2. For the performance of any transplant of live donor organs, it is essential that the centre is approved for the transplantation of the deceased donor organ and demonstrate proven experience in its performance.

3. In order to perform any other multiple organ transplant, it is essential to be authorized as a transplant center for each organ to transplant.

4. In the case of child transplants, it will be necessary to have a specific authorisation from the centre, which will take into account, in addition to the specific requirements for the transplantation of each type of organ, the availability of adequate means and staff with sufficient experience to do so.

ANNEX III

Characterization of donors and human organs

Minimum Data Set Section

Minimum data: Information for the characterization of the organs and donors to be collected for each donation in accordance with the second subparagraph of Article 21 (1), and without prejudice to Article 21 (2) 2.

Minimum data set

Get Center and other general data.

Donor type.

Type of organ.

Blood group.

Date of birth or estimated age.

Sex.

Cause of death.

Date and time of death.

Date and time of the clamage.

Weight.

Height.

History of intravenous drug abuse.

History of malignancy.

History of other communicable diseases.

HBV, HCV, HIV tests.

Basic information to evaluate the function of the donated organ.

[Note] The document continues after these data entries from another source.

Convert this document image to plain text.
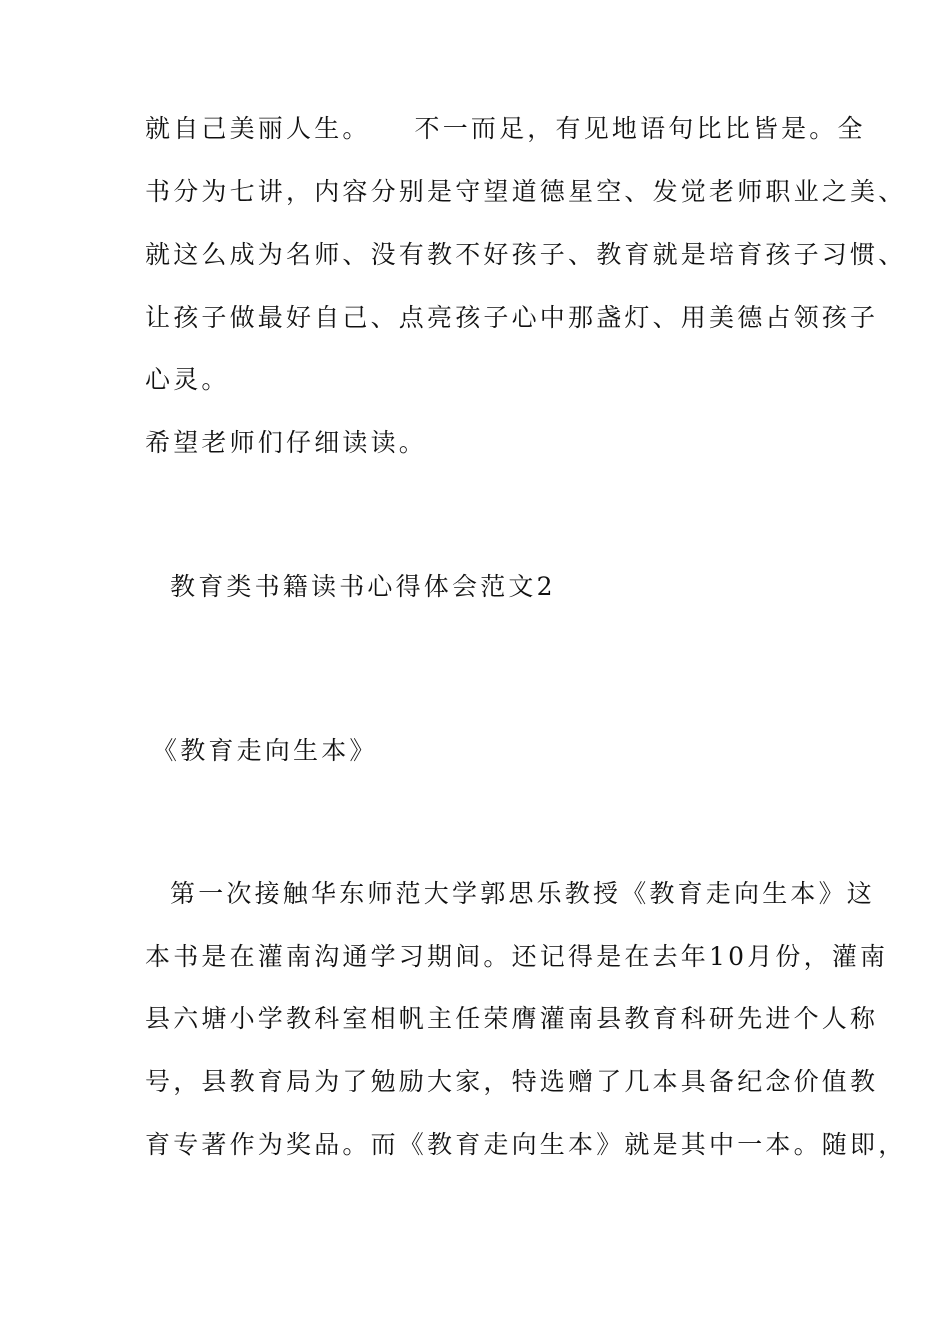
就自己美丽人生。　　不一而足，有见地语句比比皆是。全
书分为七讲，内容分别是守望道德星空、发觉老师职业之美、
就这么成为名师、没有教不好孩子、教育就是培育孩子习惯、
让孩子做最好自己、点亮孩子心中那盏灯、用美德占领孩子
心灵。
希望老师们仔细读读。
教育类书籍读书心得体会范文2
《教育走向生本》
第一次接触华东师范大学郭思乐教授《教育走向生本》这
本书是在灌南沟通学习期间。还记得是在去年10月份，灌南
县六塘小学教科室相帆主任荣膺灌南县教育科研先进个人称
号，县教育局为了勉励大家，特选赠了几本具备纪念价值教
育专著作为奖品。而《教育走向生本》就是其中一本。随即，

Paragraph B. Complementary data set

Supplementary data: Information that, at the decision of the responsible medical team and taking into account the availability of the data and the particular circumstances of each case, should be collected in addition to the minimum data are listed in paragraph A in accordance with paragraph 2 of Article 21 (1).

Complementary data set

General data:

Getting Center Contact Information, required for coordination, assignment, and traceability of donor organs to recipients and vice versa.

Donor data:

Demographic data, including donor provenance, and anthropometric data needed to ensure adequate compatibility between the donor/organ and the recipient.

Donor background:

Any antecedents that may affect the suitability of organs for transplantation or risk of disease transmission.

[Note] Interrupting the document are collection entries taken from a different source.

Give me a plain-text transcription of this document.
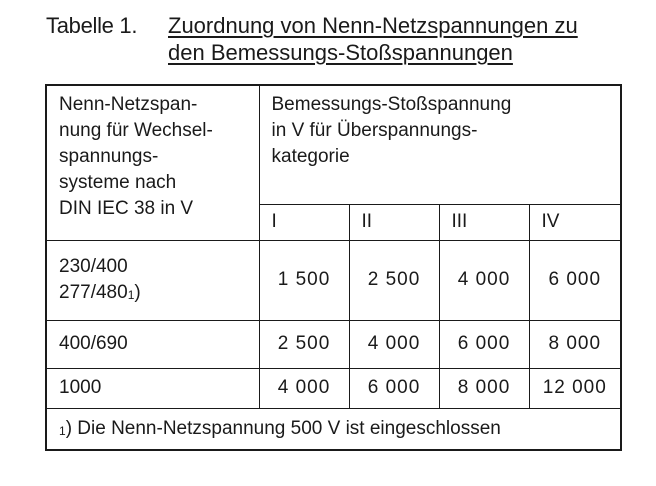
Tabelle 1. Zuordnung von Nenn-Netzspannungen zu
den Bemessungs-Stoßspannungen
Nenn-Netzspan-
nung für Wechsel-
spannungs-
systeme nach
DIN IEC 38 in V	Bemessungs-Stoßspannung
in V für Überspannungs-
kategorie			

	I	II	III	IV

230/400
277/480$^1$)	1 500	2 500	4 000	6 000

400/690	2 500	4 000	6 000	8 000

1000	4 000	6 000	8 000	12 000

$^1$) Die Nenn-Netzspannung 500 V ist eingeschlossen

Physical and clinical data:

Data from clinical exploration regarding the maintenance of the potential donor, as well as any finding that reveals conditions that would not have been detected in the donor's medical history and could affect the donor. the suitability of the organs for transplantation or to involve a risk of disease transmission.

Lab parameters:

Data needed for functional assessment of organs and for the detection of potentially communicable diseases and other possible contraindications for organ donation.

Image tests:

Imaging scans required for the evaluation of the anatomical or functional status of organs for transplantation.

Treatment:

Donor-administered treatments that may influence the functional state of the organs and their suitability for donation, in particular, the use of antibiotics, inotropic support, or transfusion therapy.

Other:

Anatomical information relevant, prior to or after obtaining.

Body macroscopic description and histopathology, in case of biopsy.